Lors du référendum en Suisse, plus de 60 % des électeurs suisses ont rejeté trois propositions majeures sur l'environnement et le climat. Deux référendums quasi identiques contre les pesticides chimiques dans l'agriculture ont été refusés, et une troisième proposition visant à réduire la pollution de l'air n'a également pas obtenu la majorité.
Après des mois de campagnes passionnées, le « non » aux propositions qui auraient pu faire de la Suisse un pionnier de l'agriculture biologique était clair dimanche. La Suisse aurait pu devenir le premier pays européen à interdire l'utilisation d'herbicides et de fongicides artificiels.

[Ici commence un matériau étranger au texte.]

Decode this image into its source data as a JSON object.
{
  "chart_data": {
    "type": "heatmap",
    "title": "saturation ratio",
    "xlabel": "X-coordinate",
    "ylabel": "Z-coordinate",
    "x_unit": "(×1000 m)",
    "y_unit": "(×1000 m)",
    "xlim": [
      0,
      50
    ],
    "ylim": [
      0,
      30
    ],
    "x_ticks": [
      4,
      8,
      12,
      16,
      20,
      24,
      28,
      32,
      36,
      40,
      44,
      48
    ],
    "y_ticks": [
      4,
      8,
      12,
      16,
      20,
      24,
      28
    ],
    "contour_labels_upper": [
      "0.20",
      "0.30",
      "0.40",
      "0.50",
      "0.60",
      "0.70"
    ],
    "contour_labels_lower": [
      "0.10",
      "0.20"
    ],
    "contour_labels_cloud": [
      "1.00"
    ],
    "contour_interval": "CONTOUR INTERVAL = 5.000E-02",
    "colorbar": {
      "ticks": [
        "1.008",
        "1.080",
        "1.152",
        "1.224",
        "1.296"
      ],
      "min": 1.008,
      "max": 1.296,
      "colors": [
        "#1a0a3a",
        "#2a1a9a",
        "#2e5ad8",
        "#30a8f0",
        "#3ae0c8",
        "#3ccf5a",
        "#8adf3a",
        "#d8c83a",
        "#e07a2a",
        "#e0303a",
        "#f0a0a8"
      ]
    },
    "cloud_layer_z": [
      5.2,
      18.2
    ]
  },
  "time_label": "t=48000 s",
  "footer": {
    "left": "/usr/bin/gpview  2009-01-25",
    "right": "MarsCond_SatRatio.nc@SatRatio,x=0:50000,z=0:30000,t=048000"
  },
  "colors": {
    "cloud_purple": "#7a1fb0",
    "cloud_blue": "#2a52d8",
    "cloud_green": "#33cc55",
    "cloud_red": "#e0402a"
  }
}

Les résultats montrent de grandes différences entre les zones urbaines et rurales. Dans certaines grandes villes, plus de la moitié étaient favorables aux trois plans climatiques aujourd'hui rejetés, alors que le gouvernement suisse avait émis un avis négatif. L'industrie chimique suisse avait également mené une vaste campagne contre les propositions ces dernières semaines.
Près de quarante pour cent de l'électorat ont donc exprimé un vote de méfiance. Ces Suisses estiment que la politique agricole ne peut être aidée que par des mesures radicales. Cette minorité non négligeable croit qu'avec le pouvoir actuel de l'association des agriculteurs, il est impossible d'établir une politique agricole écologique.
Urs Schneider, directeur adjoint de l'Union suisse des paysans, a déclaré que le résultat du scrutin était un « immense soulagement » pour les agriculteurs, qui avaient affirmé que l'interdiction des pesticides conduirait à des récoltes plus faibles et à des prix alimentaires plus élevés.
La campagne, surtout durant les dernières semaines, a été marquée par des arguments émotionnels entre philosophies opposées, notamment dans les zones rurales. Les campagnes ont également mis en lumière un manque de compréhension sur le fonctionnement du secteur agricole suisse.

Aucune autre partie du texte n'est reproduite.